I bicipiti. I muscoli che nell´immaginario collettivo (dell´uomo medio) rappresentano la sintesi assoluta dell´essere muscolosi. È davvero possibile allenare questo fantomatico muscolo senza manubri e bilancieri?
Ad essere sinceri ni.
Gli esercizi fondamentali non possono che prevederli, perché, purtroppo, i muscoli più piccoli hanno la brutta abitudine a rimanere tali (vedi i polpacci). Tuttavia possiamo eseguire un esercizio complementare che ha come vantaggio una maggior sollecitazione del capo lungo del bicipite (il famoso “picco” ovvero visivamente la parte più “alta” del muscolo).
Esecuzione
La tecnica vista da fuori può sembrare apparentemente facile, ma non è proprio così. La preparazione iniziale è fondamentale in tutti gli esercizi ed in questo in particolar modo e soprattutto nel corretto posizionamento degli arti.
Selezioniamo 5 “disonorevoli” kg dal cavo basso e perdiamo qualche secondo – con l’ottima scusante di doversi scaldare se un nostro compagno di allenamento ci guarda storto o ci espone al pubblico ludibrio – per impostare correttamente la posizione iniziale dell’esercizio.
Quindi – omen nomen – ci sistemiamo di spalle al cavo e facciamo un passettino in avanti con la gamba opposta al braccio che alleniamo. Guardandoci i piedi dall’alto, visivamente ci dovrà essere una distanza di circa un piede fra quello indietro e quello che ha compiuto il mezzo passo. Ci ritroveremo quindi in una posizione stabile ma scomoda, con la schiena dritta e le anche parallele fra loro, ma – soprattutto – ci dovremo ritrovare così terminata anche l’ultima ripetizione.
Un consiglio: cercate un punto di riferimento davanti a voi da fissare per tutta la serie per evitare lo spostamento inconscio e graduale verso il lato dove il carico grava, soprattutto quando i pesi non saranno più i 5 denigratori chiletti.

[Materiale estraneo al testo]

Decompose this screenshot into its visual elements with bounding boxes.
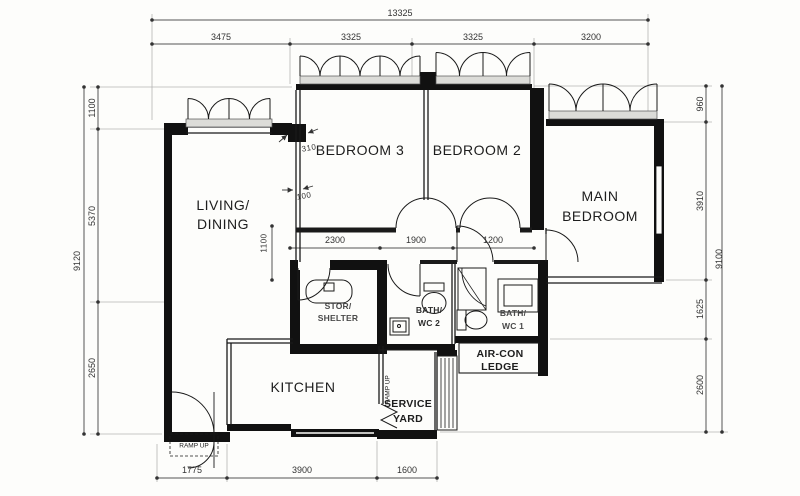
room-label-living-line2: DINING xyxy=(197,216,249,232)
room-label-wc2-line2: WC 2 xyxy=(418,318,440,328)
room-label-bedroom2: BEDROOM 2 xyxy=(433,142,522,158)
room-label-wc1-line2: WC 1 xyxy=(502,321,524,331)
room-label-bedroom3: BEDROOM 3 xyxy=(316,142,405,158)
dim-bottom-1: 1775 xyxy=(182,465,202,475)
dim-left-3: 2650 xyxy=(87,358,97,378)
dim-left-2: 5370 xyxy=(87,206,97,226)
dim-top-2: 3325 xyxy=(341,32,361,42)
dim-mid-1: 2300 xyxy=(325,235,345,245)
dim-right-4: 2600 xyxy=(695,375,705,395)
ramp-up-entrance-label: RAMP UP xyxy=(179,443,209,450)
dim-bottom-2: 3900 xyxy=(292,465,312,475)
room-label-living-line1: LIVING/ xyxy=(196,197,249,213)
room-label-aircon-ledge-line1: AIR-CON xyxy=(476,348,523,360)
dim-bottom-3: 1600 xyxy=(397,465,417,475)
room-label-service-yard-line2: YARD xyxy=(393,413,423,425)
room-label-wc1-line1: BATH/ xyxy=(500,308,526,318)
dim-mid-3: 1200 xyxy=(483,235,503,245)
thin-walls xyxy=(186,90,662,433)
room-label-wc2-line1: BATH/ xyxy=(416,305,442,315)
dim-right-total: 9100 xyxy=(714,249,724,269)
dim-left-1: 1100 xyxy=(87,98,97,117)
ramp-up-yard-label: RAMP UP xyxy=(385,375,392,405)
main-bedroom-side-window xyxy=(656,166,662,234)
dim-top-3: 3325 xyxy=(463,32,483,42)
dim-top-total: 13325 xyxy=(387,8,412,18)
floor-plan: LIVING/ DINING BEDROOM 3 BEDROOM 2 MAIN … xyxy=(0,0,800,496)
wc1-toilet xyxy=(465,311,487,329)
room-label-main-bedroom-line1: MAIN xyxy=(582,188,619,204)
room-label-store-shelter-line1: STOR/ xyxy=(325,301,352,311)
dim-right-3: 1625 xyxy=(695,299,705,319)
dim-right-2: 3910 xyxy=(695,191,705,211)
room-label-main-bedroom-line2: BEDROOM xyxy=(562,208,638,224)
room-label-store-shelter-line2: SHELTER xyxy=(318,313,358,323)
dim-top-1: 3475 xyxy=(211,32,231,42)
dim-mid-vertical: 1100 xyxy=(260,233,269,252)
dim-right-1: 960 xyxy=(695,96,705,111)
dim-left-total: 9120 xyxy=(72,251,82,271)
dim-mid-2: 1900 xyxy=(406,235,426,245)
dim-top-4: 3200 xyxy=(581,32,601,42)
room-label-aircon-ledge-line2: LEDGE xyxy=(481,361,519,373)
room-label-kitchen: KITCHEN xyxy=(271,379,336,395)
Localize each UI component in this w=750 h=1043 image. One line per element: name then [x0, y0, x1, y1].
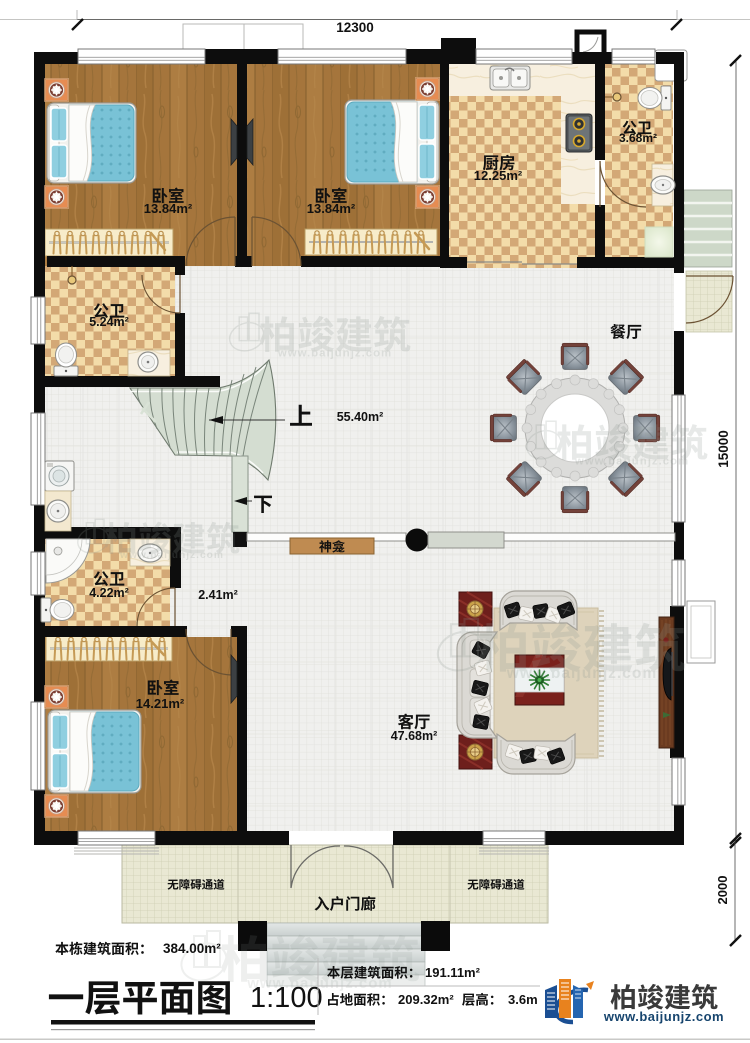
svg-text:47.68m²: 47.68m² — [391, 729, 438, 743]
svg-text:191.11m²: 191.11m² — [425, 965, 481, 980]
svg-text:384.00m²: 384.00m² — [163, 941, 221, 956]
svg-text:15000: 15000 — [716, 430, 731, 468]
svg-text:2.41m²: 2.41m² — [198, 588, 238, 602]
svg-text:4.22m²: 4.22m² — [89, 586, 129, 600]
svg-text:3.6m: 3.6m — [508, 992, 538, 1007]
svg-text:12.25m²: 12.25m² — [474, 168, 523, 183]
svg-text:www.baijunjz.com: www.baijunjz.com — [574, 456, 689, 468]
svg-text:12300: 12300 — [336, 20, 374, 35]
svg-text:209.32m²: 209.32m² — [398, 992, 454, 1007]
svg-text:www.baijunjz.com: www.baijunjz.com — [506, 665, 658, 682]
svg-text:www.baijunjz.com: www.baijunjz.com — [119, 550, 224, 561]
svg-text:1:100: 1:100 — [250, 982, 323, 1014]
svg-text:14.21m²: 14.21m² — [136, 696, 185, 711]
svg-text:13.84m²: 13.84m² — [307, 201, 356, 216]
svg-text:55.40m²: 55.40m² — [337, 410, 384, 424]
svg-text:2000: 2000 — [715, 876, 730, 905]
svg-text:13.84m²: 13.84m² — [144, 201, 193, 216]
svg-text:www.baijunjz.com: www.baijunjz.com — [603, 1009, 724, 1024]
svg-text:5.24m²: 5.24m² — [89, 315, 129, 329]
svg-text:3.68m²: 3.68m² — [619, 131, 657, 145]
svg-text:www.baijunjz.com: www.baijunjz.com — [277, 348, 392, 360]
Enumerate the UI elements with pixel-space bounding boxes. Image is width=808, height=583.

Il braccio a riposo consiglio di appoggiarlo poco sopra il bacino o comunque nella posizione che preferite a patto che vi dia equilibrio e stabilità, mentre l’altro va arretrato di una trentina di gradi circa che equivalgono spannometricamente a una quindicina di cm oltre il nostro fianco.
Congeliamoci letteralmente in questa posizione. Ora possiamo pensare al nostro bicipite. Flettiamo il gomito in direzione avanti/alto in maniera esplosiva fino a “strizzare” completamente il muscolo, cercando di evitare di “giocare” con la staffa e farla “tremare” come un malato terminale di Parkinson ma impugnandola con una presa salda e decisa. Ritorniamo alla posizione di partenza lentamente, controllando il carico con il muscolo e la presa con l’avambraccio.
A differenza dei manubri e dei bilancieri dove quando il braccio si ritrova quasi completamente disteso si lavora esclusivamente sulla presa, dato che la gravità ci alleggerisce il peso, questo esercizio offre anche il grande vantaggio dovuto all’effetto perennemente “tirante” del cavo che continua a sollecitare il bicipite ed a tenerlo in tensione costante per tutta la durata del movimento.